L'Explication Prémisse
Si le service du cadastre (le conservateur) refuse d’enregistrer une demande d’immatriculation d’un bien ou qu’il ne peut pas y donner suite — notamment parce qu’il existe des contestations ou des inscriptions non levées de façon authentique — il doit transmettre le dossier au tribunal. Le juge peut alors décider d’ordonner l’immatriculation totale ou partielle, de reconnaître et d’inscrire des droits réels ou des charges, et de faire corriger le bornage et le plan du bien. Une fois la décision judiciaire devenue définitive et les corrections ou formalités effectuées, le conservateur met en place le titre de propriété conformément à cette décision.

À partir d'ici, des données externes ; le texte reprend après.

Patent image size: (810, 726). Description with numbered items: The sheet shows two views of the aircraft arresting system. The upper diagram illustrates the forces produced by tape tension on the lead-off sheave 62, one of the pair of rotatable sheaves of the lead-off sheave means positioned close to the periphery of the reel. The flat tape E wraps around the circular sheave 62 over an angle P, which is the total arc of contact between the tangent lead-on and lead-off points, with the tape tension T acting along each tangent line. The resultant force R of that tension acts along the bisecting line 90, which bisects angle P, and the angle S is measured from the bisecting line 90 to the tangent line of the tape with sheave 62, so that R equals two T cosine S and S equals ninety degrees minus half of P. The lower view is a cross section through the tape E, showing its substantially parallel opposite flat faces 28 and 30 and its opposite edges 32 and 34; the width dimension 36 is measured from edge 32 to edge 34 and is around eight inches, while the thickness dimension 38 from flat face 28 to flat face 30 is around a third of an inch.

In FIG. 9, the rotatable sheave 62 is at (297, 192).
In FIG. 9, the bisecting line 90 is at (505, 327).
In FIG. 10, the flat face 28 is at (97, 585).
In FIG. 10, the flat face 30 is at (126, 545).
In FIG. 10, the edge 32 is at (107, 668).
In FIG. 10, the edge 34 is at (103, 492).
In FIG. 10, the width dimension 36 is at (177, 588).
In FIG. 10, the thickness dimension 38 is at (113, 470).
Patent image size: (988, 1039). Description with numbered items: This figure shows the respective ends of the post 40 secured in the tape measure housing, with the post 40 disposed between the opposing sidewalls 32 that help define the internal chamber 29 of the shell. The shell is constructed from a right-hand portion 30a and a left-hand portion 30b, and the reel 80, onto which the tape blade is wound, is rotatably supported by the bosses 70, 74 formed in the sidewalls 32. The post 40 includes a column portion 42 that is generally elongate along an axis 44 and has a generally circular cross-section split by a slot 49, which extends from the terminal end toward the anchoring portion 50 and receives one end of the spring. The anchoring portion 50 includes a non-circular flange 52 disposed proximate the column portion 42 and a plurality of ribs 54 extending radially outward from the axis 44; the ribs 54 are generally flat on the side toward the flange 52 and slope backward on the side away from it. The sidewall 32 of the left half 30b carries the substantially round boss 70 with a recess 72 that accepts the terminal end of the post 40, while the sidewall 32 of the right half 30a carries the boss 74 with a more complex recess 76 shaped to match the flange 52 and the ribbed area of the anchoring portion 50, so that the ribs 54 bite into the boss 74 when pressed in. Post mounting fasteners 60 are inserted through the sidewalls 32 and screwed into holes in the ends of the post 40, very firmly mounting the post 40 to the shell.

Mme Dupont veut immatriculer son terrain après l’avoir acheté. Le voisin conteste la limite du terrain et demande qu’un ancien droit de passage soit maintenu; il n’a pas signé d’acte authentique levant cette inscription. Le conservateur refuse d’immatriculer et envoie le dossier au tribunal. Le tribunal statue : il ordonne l’immatriculation partielle, confirme l’existence du droit de passage et ordonne un bornage contradictoire et la mise à jour du plan. Après que le géomètre a rectifié le plan et que la décision est devenue définitive, le conservateur enregistre le titre de Mme Dupont conformément au jugement.
- Obligation du conservateur de transmettre au tribunal si la requête est rejetée ou si il ne peut y donner suite.
- Transmission également nécessaire en présence d’oppositions ou d’inscriptions dont la mainlevée authentique n’a pas été produite ou que le requérant refuse.
- Pouvoir du tribunal : ordonner l’immatriculation totale ou partielle des immeubles.
- Le tribunal peut inscrire les droits réels et charges qu’il reconnaît et faire rectifier le bornage et le plan.
- La rectification du bornage/plan peut être ordonnée par le juge avant immatriculation définitive.
- Le conservateur établit le titre de propriété seulement après que la décision judiciaire soit devenue définitive et que les corrections/formalités ordonnées aient été exécutées.
- But : assurer la sécurité juridique des titres et résoudre les litiges avant l’inscription au registre.
- Importance de la « mainlevée en la forme authentique » : sans acte authentique levant une opposition, celle-ci peut empêcher l’immatriculation et renvoyer la décision au juge.